Der Nutzen des Scanners im klinischen Alltag wird derzeit im Rahmen einer langangelegten Studie überprüft. Daran nehmen Personen mit erhöhtem Hautkrebsrisiko und Patienten teil, die schon einmal an schwarzem Hautkrebs erkrankt waren. Die Studie läuft seit zweieinhalb Jahren, weitere siebeneinhalb Jahre sind geplant. Erste Ergebnisse zeigen: Durch den Scanner konnten bisher signifikant mehr invasive und nicht-invasive Melanome bzw. Vorstufen entdeckt werden als bei regulären Hautchecks, sagt Sarah Hobelsberger. "Die meisten Melanome konnten in einem frühen Stadium oder als nicht-invasive Variante gefunden werden. Diese sind sonst schwerer zu erkennen."

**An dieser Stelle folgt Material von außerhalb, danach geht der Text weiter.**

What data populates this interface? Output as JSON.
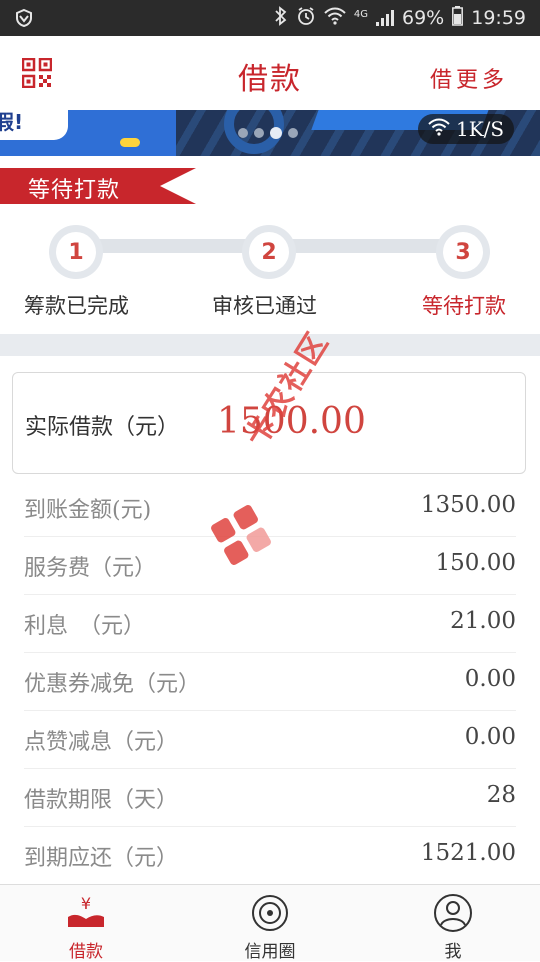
{
  "status_bar": {
    "battery": "69%",
    "time": "19:59",
    "network": "4G"
  },
  "header": {
    "title": "借款",
    "more_label": "借更多"
  },
  "banner": {
    "text_left": "放假!",
    "speed": "1K/S"
  },
  "status_ribbon": {
    "label": "等待打款"
  },
  "steps": [
    {
      "num": "1",
      "label": "筹款已完成"
    },
    {
      "num": "2",
      "label": "审核已通过"
    },
    {
      "num": "3",
      "label": "等待打款"
    }
  ],
  "actual_loan": {
    "label": "实际借款（元）",
    "value": "1500.00"
  },
  "details": [
    {
      "label": "到账金额(元)",
      "value": "1350.00"
    },
    {
      "label": "服务费（元）",
      "value": "150.00"
    },
    {
      "label": "利息　（元）",
      "value": "21.00"
    },
    {
      "label": "优惠券减免（元）",
      "value": "0.00"
    },
    {
      "label": "点赞减息（元）",
      "value": "0.00"
    },
    {
      "label": "借款期限（天）",
      "value": "28"
    },
    {
      "label": "到期应还（元）",
      "value": "1521.00"
    }
  ],
  "watermark": {
    "text": "卡农社区"
  },
  "bottom_nav": [
    {
      "label": "借款",
      "icon": "loan-icon",
      "active": true
    },
    {
      "label": "信用圈",
      "icon": "credit-circle-icon",
      "active": false
    },
    {
      "label": "我",
      "icon": "user-icon",
      "active": false
    }
  ],
  "colors": {
    "accent": "#c8262c",
    "amount": "#d0453f",
    "status_bar": "#2b2b2b"
  }
}
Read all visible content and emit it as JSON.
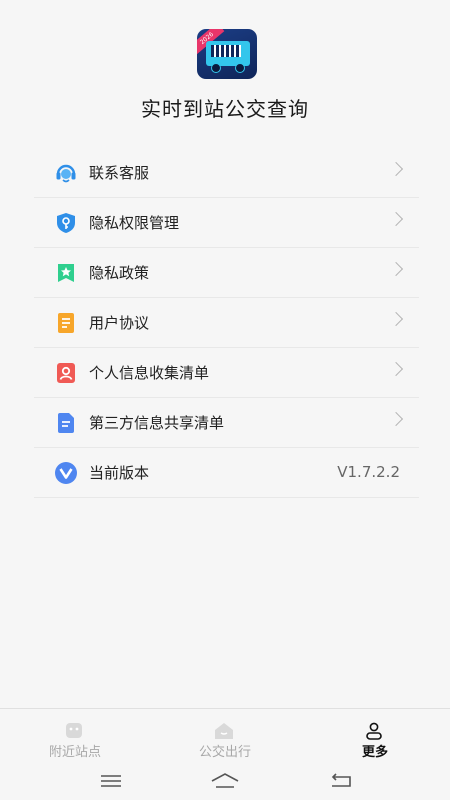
{
  "header": {
    "app_title": "实时到站公交查询",
    "logo_badge_text": "2026"
  },
  "menu": {
    "items": [
      {
        "label": "联系客服",
        "icon": "headset-icon",
        "color": "#2f8fe8"
      },
      {
        "label": "隐私权限管理",
        "icon": "shield-key-icon",
        "color": "#2f8fe8"
      },
      {
        "label": "隐私政策",
        "icon": "bookmark-star-icon",
        "color": "#2fcf8e"
      },
      {
        "label": "用户协议",
        "icon": "document-icon",
        "color": "#f7a62a"
      },
      {
        "label": "个人信息收集清单",
        "icon": "person-card-icon",
        "color": "#f05a55"
      },
      {
        "label": "第三方信息共享清单",
        "icon": "file-list-icon",
        "color": "#4f86f0"
      },
      {
        "label": "当前版本",
        "icon": "version-v-icon",
        "color": "#4f86f0",
        "value": "V1.7.2.2"
      }
    ]
  },
  "tabbar": {
    "tabs": [
      {
        "label": "附近站点",
        "icon": "nearby-stop-icon",
        "active": false
      },
      {
        "label": "公交出行",
        "icon": "bus-travel-icon",
        "active": false
      },
      {
        "label": "更多",
        "icon": "person-icon",
        "active": true
      }
    ]
  },
  "system_nav": {
    "buttons": [
      "menu-icon",
      "home-icon",
      "back-icon"
    ]
  }
}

"Ich bin froh, dass es so etwas gibt"

Die Studiengruppen sind zwar voll, das Gerät steht aber auch allen anderen Patienten zur Verfügung. Mit einer Einschränkung: Die Ganzkörperfotografie wird derzeit nur als privatärztliche Leistung angeboten, die gesetzlichen Krankenversicherungen kommen dafür nicht auf. Gesetzlich Versicherte haben als Selbstzahler die Möglichkeit, sich scannen zu lassen. Kosten insgesamt: rund 150 Euro.

Für Mandy Schimm bedeutet der Scanner vor allem eines: ein Stück Sicherheit. Die Sicherheit, neue Melanome rechtzeitig zu entdecken. "Ich bin froh, dass es so etwas gibt", sagt sie. Um anderen Hautkrebspatienten Mut zu machen, gründete Mandy Schimm vor etwa zwei Jahren mit anderen Erkrankten die Selbsthilfegruppe Yoko Dresden, die sich an Menschen in ganz Ostsachsen richtet.